The Obama administration today "ordered a moratorium on new leases for coal mined from federal lands as part of a sweeping review on the government’s management of vast amounts of taxpayer-owned coal throughout the West," Joby Warrick reports for The Washington Post. Interior Secretary Sally Jewell said "it was time for a re-examination of the decades-old coal-leasing program, from health and environmental impacts to whether U.S. citizens are getting a fair return for the hundreds of millions of tons of government-owned coal that is mined and sold each year." The move will have no immediate effect on production or jobs, Jewell said.

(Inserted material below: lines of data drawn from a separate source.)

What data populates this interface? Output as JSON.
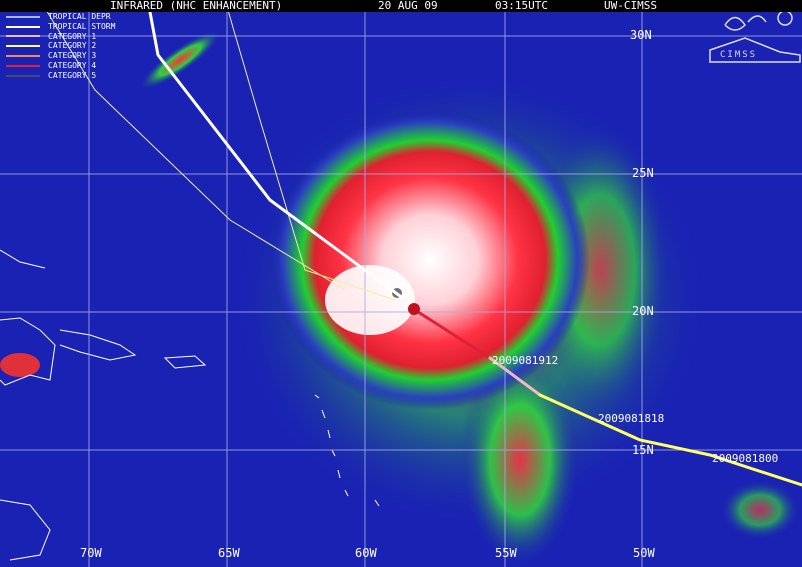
{
  "header": {
    "product": "INFRARED (NHC ENHANCEMENT)",
    "date": "20 AUG 09",
    "time": "03:15UTC",
    "source": "UW-CIMSS"
  },
  "logo": {
    "text": "CIMSS"
  },
  "legend": [
    {
      "label": "TROPICAL DEPR",
      "color": "#9fb8ff"
    },
    {
      "label": "TROPICAL STORM",
      "color": "#ffffff"
    },
    {
      "label": "CATEGORY 1",
      "color": "#f4b6c8"
    },
    {
      "label": "CATEGORY 2",
      "color": "#ffff66"
    },
    {
      "label": "CATEGORY 3",
      "color": "#f08a5a"
    },
    {
      "label": "CATEGORY 4",
      "color": "#e0203a"
    },
    {
      "label": "CATEGORY 5",
      "color": "#4a4a6a"
    }
  ],
  "latitude_labels": [
    "30N",
    "25N",
    "20N",
    "15N"
  ],
  "longitude_labels": [
    "70W",
    "65W",
    "60W",
    "55W",
    "50W"
  ],
  "track_times": [
    "2009081912",
    "2009081818",
    "2009081800"
  ],
  "colors": {
    "ocean": "#1a1fb0",
    "grid": "#a9a9e8",
    "cold_cloud": "#ffffff",
    "deep_convection": "#ff2a3a",
    "cloud_green": "#22e030"
  }
}
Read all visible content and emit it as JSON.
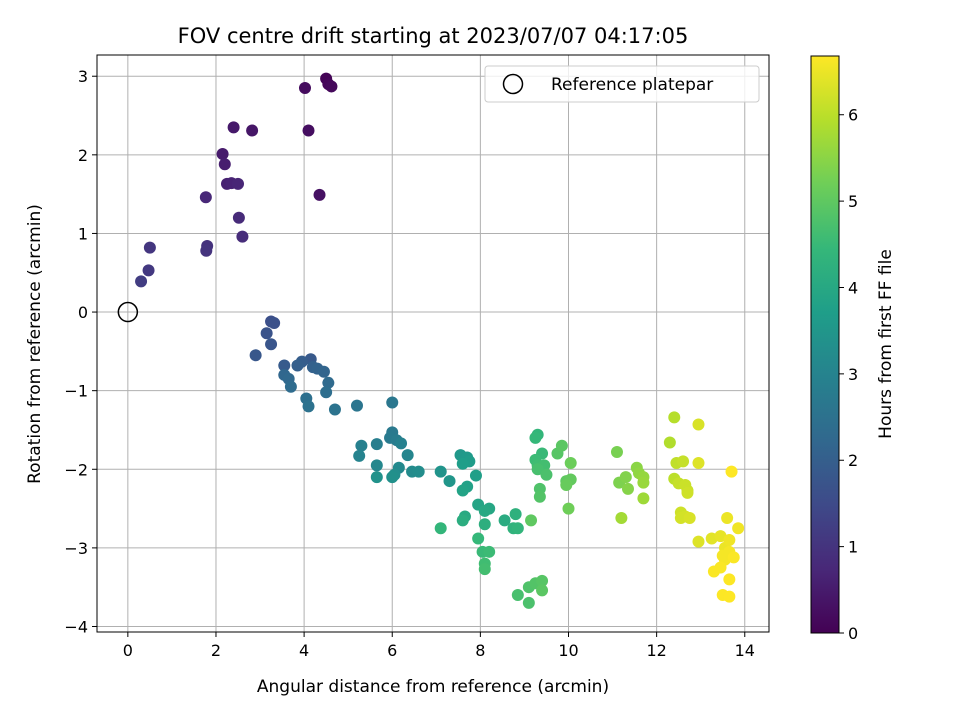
{
  "chart_data": {
    "type": "scatter",
    "title": "FOV centre drift starting at 2023/07/07 04:17:05",
    "xlabel": "Angular distance from reference (arcmin)",
    "ylabel": "Rotation from reference (arcmin)",
    "xlim": [
      -0.7,
      14.55
    ],
    "ylim": [
      -4.07,
      3.27
    ],
    "xticks": [
      0,
      2,
      4,
      6,
      8,
      10,
      12,
      14
    ],
    "yticks": [
      -4,
      -3,
      -2,
      -1,
      0,
      1,
      2,
      3
    ],
    "xtick_labels": [
      "0",
      "2",
      "4",
      "6",
      "8",
      "10",
      "12",
      "14"
    ],
    "ytick_labels": [
      "−4",
      "−3",
      "−2",
      "−1",
      "0",
      "1",
      "2",
      "3"
    ],
    "grid": true,
    "legend": {
      "position": "top-right",
      "entries": [
        "Reference platepar"
      ]
    },
    "reference": {
      "x": 0,
      "y": 0
    },
    "colorbar": {
      "label": "Hours from first FF file",
      "colormap": "viridis",
      "range": [
        0,
        6.68
      ],
      "ticks": [
        0,
        1,
        2,
        3,
        4,
        5,
        6
      ],
      "tick_labels": [
        "0",
        "1",
        "2",
        "3",
        "4",
        "5",
        "6"
      ]
    },
    "points": [
      [
        4.5,
        2.97,
        0.05
      ],
      [
        4.55,
        2.9,
        0.1
      ],
      [
        4.62,
        2.87,
        0.15
      ],
      [
        4.02,
        2.85,
        0.2
      ],
      [
        4.1,
        2.31,
        0.25
      ],
      [
        4.35,
        1.49,
        0.3
      ],
      [
        2.82,
        2.31,
        0.4
      ],
      [
        2.4,
        2.35,
        0.45
      ],
      [
        2.15,
        2.01,
        0.5
      ],
      [
        2.2,
        1.88,
        0.55
      ],
      [
        2.25,
        1.63,
        0.6
      ],
      [
        2.35,
        1.64,
        0.65
      ],
      [
        2.5,
        1.63,
        0.7
      ],
      [
        1.77,
        1.46,
        0.75
      ],
      [
        2.52,
        1.2,
        0.8
      ],
      [
        2.6,
        0.96,
        0.85
      ],
      [
        1.8,
        0.84,
        0.95
      ],
      [
        1.78,
        0.78,
        1.0
      ],
      [
        0.5,
        0.82,
        1.05
      ],
      [
        0.47,
        0.53,
        1.1
      ],
      [
        0.3,
        0.39,
        1.2
      ],
      [
        3.25,
        -0.12,
        1.6
      ],
      [
        3.32,
        -0.14,
        1.65
      ],
      [
        3.15,
        -0.27,
        1.7
      ],
      [
        3.25,
        -0.41,
        1.75
      ],
      [
        2.9,
        -0.55,
        1.8
      ],
      [
        4.15,
        -0.6,
        1.85
      ],
      [
        3.55,
        -0.68,
        1.9
      ],
      [
        3.95,
        -0.63,
        1.95
      ],
      [
        3.85,
        -0.68,
        2.0
      ],
      [
        4.2,
        -0.7,
        2.05
      ],
      [
        4.3,
        -0.72,
        2.1
      ],
      [
        4.45,
        -0.76,
        2.15
      ],
      [
        3.55,
        -0.8,
        2.2
      ],
      [
        3.65,
        -0.85,
        2.25
      ],
      [
        4.55,
        -0.9,
        2.3
      ],
      [
        3.7,
        -0.95,
        2.35
      ],
      [
        4.5,
        -1.02,
        2.4
      ],
      [
        4.05,
        -1.1,
        2.45
      ],
      [
        4.1,
        -1.2,
        2.5
      ],
      [
        4.7,
        -1.24,
        2.55
      ],
      [
        5.2,
        -1.19,
        2.6
      ],
      [
        6.0,
        -1.15,
        2.65
      ],
      [
        6.0,
        -1.53,
        2.7
      ],
      [
        5.95,
        -1.6,
        2.75
      ],
      [
        6.1,
        -1.63,
        2.8
      ],
      [
        5.65,
        -1.68,
        2.85
      ],
      [
        5.3,
        -1.7,
        2.9
      ],
      [
        6.2,
        -1.67,
        2.95
      ],
      [
        5.25,
        -1.83,
        3.0
      ],
      [
        6.35,
        -1.82,
        3.05
      ],
      [
        5.65,
        -1.95,
        3.1
      ],
      [
        6.15,
        -1.98,
        3.15
      ],
      [
        6.45,
        -2.03,
        3.2
      ],
      [
        6.6,
        -2.03,
        3.25
      ],
      [
        6.05,
        -2.07,
        3.3
      ],
      [
        6.0,
        -2.1,
        3.35
      ],
      [
        5.65,
        -2.1,
        3.4
      ],
      [
        7.1,
        -2.03,
        3.45
      ],
      [
        7.3,
        -2.15,
        3.5
      ],
      [
        7.55,
        -1.82,
        3.55
      ],
      [
        7.7,
        -1.85,
        3.6
      ],
      [
        7.75,
        -1.9,
        3.65
      ],
      [
        7.6,
        -1.93,
        3.7
      ],
      [
        7.9,
        -2.08,
        3.75
      ],
      [
        7.7,
        -2.22,
        3.8
      ],
      [
        7.6,
        -2.27,
        3.85
      ],
      [
        7.95,
        -2.45,
        3.9
      ],
      [
        8.2,
        -2.5,
        3.95
      ],
      [
        8.1,
        -2.53,
        4.0
      ],
      [
        7.65,
        -2.6,
        4.05
      ],
      [
        8.55,
        -2.65,
        4.1
      ],
      [
        7.6,
        -2.65,
        4.15
      ],
      [
        8.1,
        -2.7,
        4.2
      ],
      [
        8.8,
        -2.57,
        4.25
      ],
      [
        8.75,
        -2.75,
        4.3
      ],
      [
        8.85,
        -2.75,
        4.35
      ],
      [
        7.1,
        -2.75,
        4.4
      ],
      [
        7.95,
        -2.88,
        4.45
      ],
      [
        8.05,
        -3.05,
        4.5
      ],
      [
        8.2,
        -3.05,
        4.55
      ],
      [
        8.1,
        -3.2,
        4.6
      ],
      [
        8.1,
        -3.27,
        4.65
      ],
      [
        8.85,
        -3.6,
        4.7
      ],
      [
        9.1,
        -3.7,
        4.75
      ],
      [
        9.1,
        -3.5,
        4.8
      ],
      [
        9.25,
        -3.45,
        4.85
      ],
      [
        9.4,
        -3.42,
        4.9
      ],
      [
        9.4,
        -3.54,
        4.95
      ],
      [
        9.15,
        -2.65,
        5.0
      ],
      [
        9.3,
        -1.56,
        4.4
      ],
      [
        9.25,
        -1.6,
        4.45
      ],
      [
        9.4,
        -1.8,
        4.5
      ],
      [
        9.25,
        -1.88,
        4.55
      ],
      [
        9.3,
        -1.95,
        4.6
      ],
      [
        9.45,
        -1.95,
        4.65
      ],
      [
        9.3,
        -2.0,
        4.7
      ],
      [
        9.5,
        -2.07,
        4.75
      ],
      [
        9.35,
        -2.25,
        4.8
      ],
      [
        9.35,
        -2.35,
        4.85
      ],
      [
        9.75,
        -1.8,
        4.9
      ],
      [
        9.85,
        -1.7,
        4.95
      ],
      [
        9.95,
        -2.15,
        5.0
      ],
      [
        10.05,
        -2.13,
        5.05
      ],
      [
        9.95,
        -2.2,
        5.1
      ],
      [
        10.05,
        -1.92,
        5.15
      ],
      [
        10.0,
        -2.5,
        5.2
      ],
      [
        11.1,
        -1.78,
        5.3
      ],
      [
        11.15,
        -2.17,
        5.35
      ],
      [
        11.3,
        -2.1,
        5.4
      ],
      [
        11.35,
        -2.25,
        5.45
      ],
      [
        11.55,
        -1.98,
        5.5
      ],
      [
        11.6,
        -2.05,
        5.55
      ],
      [
        11.7,
        -2.1,
        5.6
      ],
      [
        11.7,
        -2.17,
        5.65
      ],
      [
        11.7,
        -2.37,
        5.7
      ],
      [
        11.2,
        -2.62,
        5.75
      ],
      [
        12.3,
        -1.66,
        5.9
      ],
      [
        12.4,
        -1.34,
        5.95
      ],
      [
        12.4,
        -2.12,
        6.0
      ],
      [
        12.45,
        -1.92,
        6.05
      ],
      [
        12.6,
        -1.9,
        6.1
      ],
      [
        12.5,
        -2.18,
        6.1
      ],
      [
        12.65,
        -2.2,
        6.15
      ],
      [
        12.7,
        -2.27,
        6.15
      ],
      [
        12.7,
        -2.3,
        6.2
      ],
      [
        12.55,
        -2.55,
        6.2
      ],
      [
        12.55,
        -2.62,
        6.25
      ],
      [
        12.65,
        -2.6,
        6.25
      ],
      [
        12.75,
        -2.62,
        6.3
      ],
      [
        12.95,
        -1.43,
        6.3
      ],
      [
        12.95,
        -1.92,
        6.35
      ],
      [
        12.95,
        -2.92,
        6.35
      ],
      [
        13.25,
        -2.88,
        6.4
      ],
      [
        13.45,
        -2.85,
        6.45
      ],
      [
        13.6,
        -2.62,
        6.5
      ],
      [
        13.55,
        -3.0,
        6.5
      ],
      [
        13.65,
        -2.9,
        6.55
      ],
      [
        13.85,
        -2.75,
        6.55
      ],
      [
        13.5,
        -3.1,
        6.6
      ],
      [
        13.65,
        -3.05,
        6.6
      ],
      [
        13.55,
        -3.15,
        6.6
      ],
      [
        13.75,
        -3.12,
        6.65
      ],
      [
        13.3,
        -3.3,
        6.65
      ],
      [
        13.45,
        -3.25,
        6.65
      ],
      [
        13.65,
        -3.4,
        6.67
      ],
      [
        13.5,
        -3.6,
        6.67
      ],
      [
        13.65,
        -3.62,
        6.68
      ],
      [
        13.7,
        -2.03,
        6.68
      ]
    ]
  }
}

"Hundreds of millions of tons of federally owned coal are mined by private companies each year under laws requiring the federal government to seek maximum benefit for resources on public lands," Warrick writes. "Environmental groups and some independent analysts have long argued that taxpayers are under-compensated for coal extracted from vast mines on federally owned land across the West and that prices do not reflect societal costs from pollution from coal-burning."
Currently, mining companies "pay a 12.5 percent royalty rate for coal taken from surface mines, compared to an 18.75 percent royalty for oil and gas from offshore drilling," Warrick writes. "Coal companies say the actual rates paid to the government are much higher because of bonuses and other fees paid through lease agreements. Most of the coal mined from federal lands is used in U.S. electricity generation, though some is sold overseas. Government-owned coal harvested in the Powder River basin–the country’s biggest coal-producing region, straddling Wyoming and Montana–accounts for about 10 percent of all U.S. greenhouse gas emissions, according to a study last year by the Center for American Progress and the Wilderness Society."